In 1958, he suggested to Konstantinos Spyridakis, Headmaster of the Pancyprian Gymnasium, to teach the students twice a week of folk dances and songs, thus contributing to the establishment of the teaching of traditional Cypriot Music in Secondary Education. Later, for three years he taught folk dances at the Pedagogical Academy of Cyprus without pay.

At the Cyprus Broadcasting Corporation, Theodoulos Kallinikos together with his musical group, which consisted of a male vocal ensemble, violin, lute and pithkiali (shepherd's flute), made a series of recordings under the title: "Cypriot dances and songs".

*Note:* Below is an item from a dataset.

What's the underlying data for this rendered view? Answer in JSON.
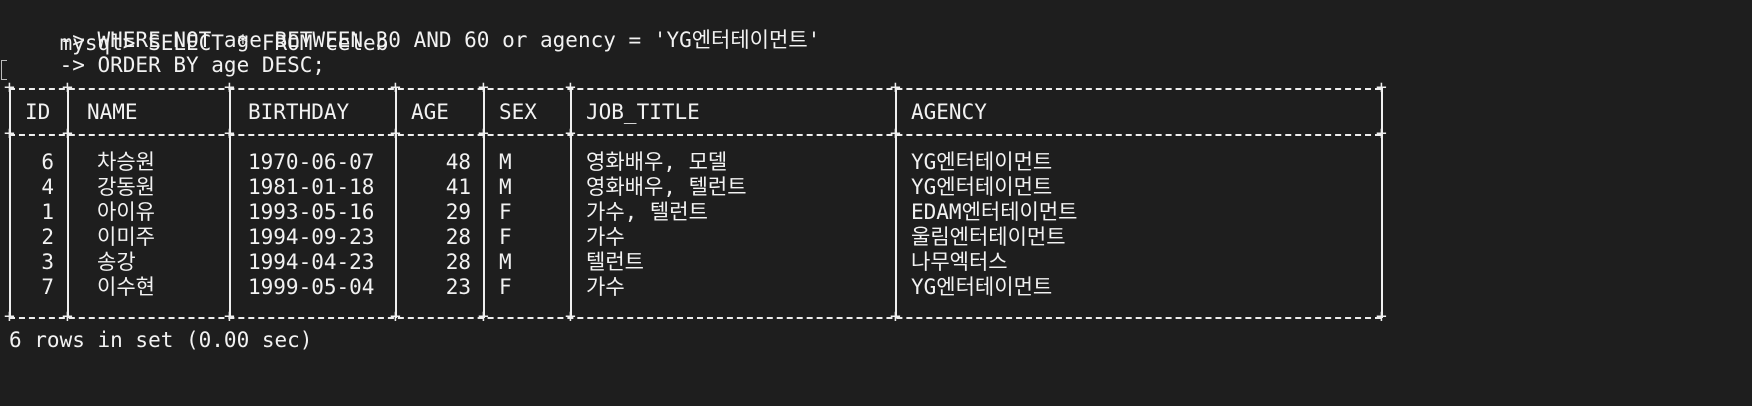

From 1924 until 1948 he travelled throughout Cyprus recording folk songs. He worked on the material for three years and in 1951 he published it under the title Cypriot Folk Muse (Κυπριακή Λαική Μούσα), that records 83 Cypriot folk songs in Byzantine and European notation; as well as one song from Crete taken from A. Sigalas Collection of National Songs (Athens, 1880) and given for comparison. The book was the outcome of many years of traveling throughout the island. Most of the songs are modal, with the majority being Aeolian and the rest Dorian, Lydian and Hypophrygian.

== Personal life ==
He was married with Maroulla. They had one daughter, called Margarita, who worked for the Cyprus Broadcasting Corporation and was a member of EOKA.

== Legacy ==
Kallinikos is considered one of the most eminent voices of Byzantine music in Cyprus. His contribution to the recording and preservation of Cypriot folk music has been considered as immense. With his characteristic way of singing, Kallinikos established a style that is characteristic for Cyprus, both in traditional songs and in Byzantine hymns. He was an avid writer: he published 21 books on Byzantine music and some works on Cypriot folk music. He gave talks in many conferences. For his contribution, the Holy Synod of the Church of Cyprus awarded him the highest honorary office: "Archon Cantor of the Church of Cyprus", in 1977. In 2005, one year after his death, the Municipality of Lefkoniko and his family organised a philological symposium in his memory. In 2018 the Ministry of Education a student competition in his memory. In 18 October 2019 the Municipality of Nicosia organised a Byzantine and folk music concert in his memory. In 2014 he was commemorated by a stamp from the Cyprus post.

== Honours ==

- Commendation of the Academy of Athens (1978)
- Golden Cross of the Ecumenical Patriarchate (1986)

- Excellence in Letters and Arts of the Republic of Cyprus (1993)

== Publications ==

- Καλλίνικος, Θ. (1948). Εθνική ψαλμωδία. Εν Λευκωσία.
- Καλλίνικος, Θ. (1951). Κυπριακή Λαική Μούσα. Λευκωσία: Εταιρεία Κυπριακών Σπουδών.
- Καλλίνικος, Θ. (1981). Μέγα Θεωρητικό.